An important problem arises from the fact that the time spent in the NLTE routines is not dominated by the floating point operations (both the number and placement of floating point operation were optimized in the serial version of the code) but by memory access, in particular for the NLTE rate construction. Although the parallel version accesses a much smaller number of storage cells (which naturally reduces the wall-clock time), effects like cache and TLB misses and page faults contribute significantly to the total wall-clock time. All of these can be reduced by using Fortran-90 specific constructs in the following way: We have replaced the static allocation of the arrays that store the profiles, rates etc. used in the NLTE calculations (done with COMMON blocks) with a Fortran-90 module and explicit allocation (using ALLOCATE and SAVE) of these arrays at the start of the model run. This allows us to tailor the size of the arrays to fit exactly the number of radial points handled by each individual node. This reduces both the storage requirements of the code on every node and, more importantly, it minimizes cache/TLB misses and page faults. In addition, it allows much larger calculations to be performed because the RAM, virtual memory and scratch disk space of every node can be fully utilized, thus effectively increasing the size of the possible calculation by the number of nodes.
We find that the use of adapted array sizes significantly improves the overall performance, even for a small number of processes. The scaling with more nodes has also improved considerably. However, the overhead of loops cannot be reduced and thus the speed-up cannot increase significantly if more nodes are used. We have verified with a simple test program which only included one of the loops important for the radiative rate computation that this is indeed the case. Therefore, we conclude that further improvements cannot be obtained at the Fortran-90 source level but would require either re-coding of routines in assembly language (which is not practical) or improvements of the compiler/linker/library system. We note that these performance changes are very system dependent. For example, the serial ``COMMON block'' version of the code runs significantly (50%) faster than the serial ``Fortran-90 module'' version on both Cray's or SGI's, whereas on IBM RS/6000's we found no noticeable difference in speed. This stresses that raw CPU performance is irrelevant as long as it is not supplemented by adequate compilers.

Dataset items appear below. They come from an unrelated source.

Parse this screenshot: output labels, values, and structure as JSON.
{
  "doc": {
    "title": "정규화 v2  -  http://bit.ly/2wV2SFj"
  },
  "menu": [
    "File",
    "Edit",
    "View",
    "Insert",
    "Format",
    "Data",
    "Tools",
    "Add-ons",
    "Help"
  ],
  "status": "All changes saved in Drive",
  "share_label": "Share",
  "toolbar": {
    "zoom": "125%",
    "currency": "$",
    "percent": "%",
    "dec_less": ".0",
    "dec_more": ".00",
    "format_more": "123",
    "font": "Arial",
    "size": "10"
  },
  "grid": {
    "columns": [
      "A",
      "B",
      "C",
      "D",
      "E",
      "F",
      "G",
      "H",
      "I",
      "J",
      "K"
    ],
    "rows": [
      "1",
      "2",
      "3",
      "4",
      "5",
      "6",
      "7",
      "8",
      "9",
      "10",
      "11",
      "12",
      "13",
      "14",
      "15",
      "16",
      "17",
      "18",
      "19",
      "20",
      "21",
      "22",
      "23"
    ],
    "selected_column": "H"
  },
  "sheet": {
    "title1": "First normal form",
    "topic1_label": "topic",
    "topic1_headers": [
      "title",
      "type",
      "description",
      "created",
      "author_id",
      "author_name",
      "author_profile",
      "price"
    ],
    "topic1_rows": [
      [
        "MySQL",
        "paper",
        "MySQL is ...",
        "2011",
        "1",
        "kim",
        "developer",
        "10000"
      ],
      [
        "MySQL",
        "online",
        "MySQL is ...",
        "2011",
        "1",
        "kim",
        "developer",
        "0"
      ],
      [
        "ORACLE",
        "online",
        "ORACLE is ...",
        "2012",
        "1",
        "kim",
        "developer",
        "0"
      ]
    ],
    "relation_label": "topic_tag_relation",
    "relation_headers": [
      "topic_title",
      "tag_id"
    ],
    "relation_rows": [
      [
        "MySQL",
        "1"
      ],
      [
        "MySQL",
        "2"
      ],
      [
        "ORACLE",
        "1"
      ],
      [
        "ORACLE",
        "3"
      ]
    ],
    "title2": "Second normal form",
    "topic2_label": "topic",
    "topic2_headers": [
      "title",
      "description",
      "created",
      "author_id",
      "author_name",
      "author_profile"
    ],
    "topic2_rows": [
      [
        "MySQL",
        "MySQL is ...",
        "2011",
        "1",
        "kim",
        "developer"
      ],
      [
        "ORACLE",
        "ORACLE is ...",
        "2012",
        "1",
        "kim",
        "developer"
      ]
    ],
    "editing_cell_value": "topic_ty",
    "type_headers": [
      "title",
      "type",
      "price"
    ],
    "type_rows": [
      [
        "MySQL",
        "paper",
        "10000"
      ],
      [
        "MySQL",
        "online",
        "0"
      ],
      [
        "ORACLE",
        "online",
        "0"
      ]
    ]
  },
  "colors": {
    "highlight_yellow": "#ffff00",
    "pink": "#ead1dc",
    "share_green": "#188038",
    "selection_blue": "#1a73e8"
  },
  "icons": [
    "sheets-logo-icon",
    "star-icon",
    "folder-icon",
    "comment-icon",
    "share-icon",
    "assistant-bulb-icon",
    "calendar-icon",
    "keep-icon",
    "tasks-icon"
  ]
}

We also ran tests on the HP J200 machine, see Table 3. We use the public domain MPICH implementation of MPI compiled on this machine with its default compiler options. There is no full-F90 compiler available from Hewlett-Packard for this machine, therefore, we had to use the ``COMMON block'' version of the code. Therefore, the speed-ups cannot be expected to be optimal. However, a total speed-up of about 1.5 is acceptable. The speed-up for the opacity part of the NLTE calculation is a factor of 1.7, somewhat better than the factor of 1.4 achieved for the NLTE rate calculations. This is probably due to the fact that the rate computation is much more memory access dominated than the more floating point intensive NLTE opacity calculations.